Hakim, HMK 233 madde gereğince yemin ettirir. Kanunda yer alan yemin formülü dışında başka bir formül kullanılması kural olarak mümkün değildir. Hakim, tamam ve açık olmayan noktaları tamamlatmak, açıklatmak ve aydınlatmak için gerekli gördüğü soruları, yemin eden tarafa sorabilir. (HMK m.237)
Yemin için çağrılan taraf, yemin edilecek duruşmaya gelmez ise ve gelmemesi geçerli bir mazerete dayanmazsa veya duruşmaya gelmesine yahut yemin teklif edilen duruşmada hazır olmasına rağmen yemin etmezse ve yemini diğer tarafa iade etmez ise yeminden kaçınmış sayılır.

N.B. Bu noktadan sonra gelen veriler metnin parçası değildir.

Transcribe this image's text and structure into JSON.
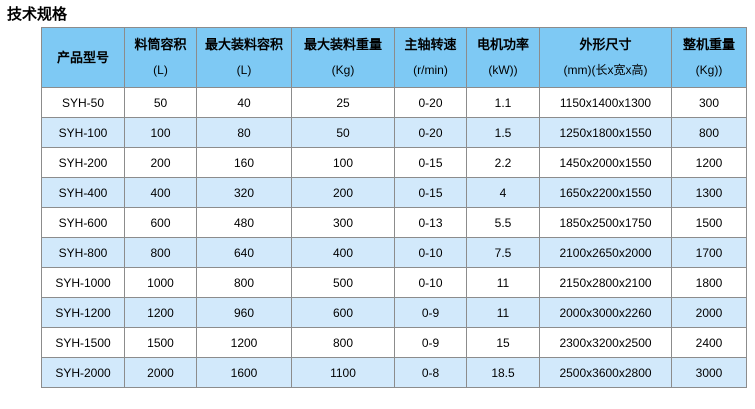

Yeminden kaçınan kişinin bu davranışı, yemin konusunun ikrarı olarak değerlendirilir.
Tüm bu anlatılanlar ışığında somut olay değerlendirildiğinde, d Davacı vekilinin mahkemece verilen süre içinde yemin metnini hazırlayarak mahkemeye sunduğu, davalı … vekilinin, davacı vekilinin teklif ettiği yemin metninin usulüne uygun olmadığını iddia ederek, kendi hazırladıkları yemin metnini dosyaya ibraz ettiği, mahkemece, yemin eda etmek için hazır olan davalı …‘e, hem davacı vekilinin sunmuş olduğu yemin metninin, hem de kendi vekilinin sunmuş olduğu yemin metninin okunduğu, davalı …`ün, “Avukatımın sunmuş olduğu yemin metnindeki beyanları birebir kabul ediyorum. Oradaki beyanlar doğrudur. Bende talep edilen eşya, altın ve paraların hiç birisi kalmamıştır. Bu hususta avukatımın sunduğu yemin metninde olduğu gibi yemin ediyorum.” şeklinde yemin ettiği anlaşılmaktadır.
Her nekadar bu durum zuhulen Dairemizce yeminden kaçınma olarak değerlendirilmiş ise de burada yeminden kaçınma söz konusu değildir.
Yemin soru ve formülünü hakim hazırlayacağından, yemin metninin isabetli ve doğru hazırlanması gerekeceğinden mahkemece, davacı tarafın sunduğu yemin metni incelenerek yemin sorusunun bizzat davalıya hakimin sorması gerekirken, her iki tarafın yemin metninin davalıya okunup, davalının kendi vekilinin sunduğu yemin metni doğrultusunda yemin etmesi sonucu davanın reddine karar verilmesi doğru görülmemiştir.
Ayrıca, mahkemece,yeminin eda edilmesi hususunda, yeminin şekli başlıklı HMK 233/4 .maddede belirtilen usule uyulmamış, yemin gereği gibi eda ettirilmemiştir.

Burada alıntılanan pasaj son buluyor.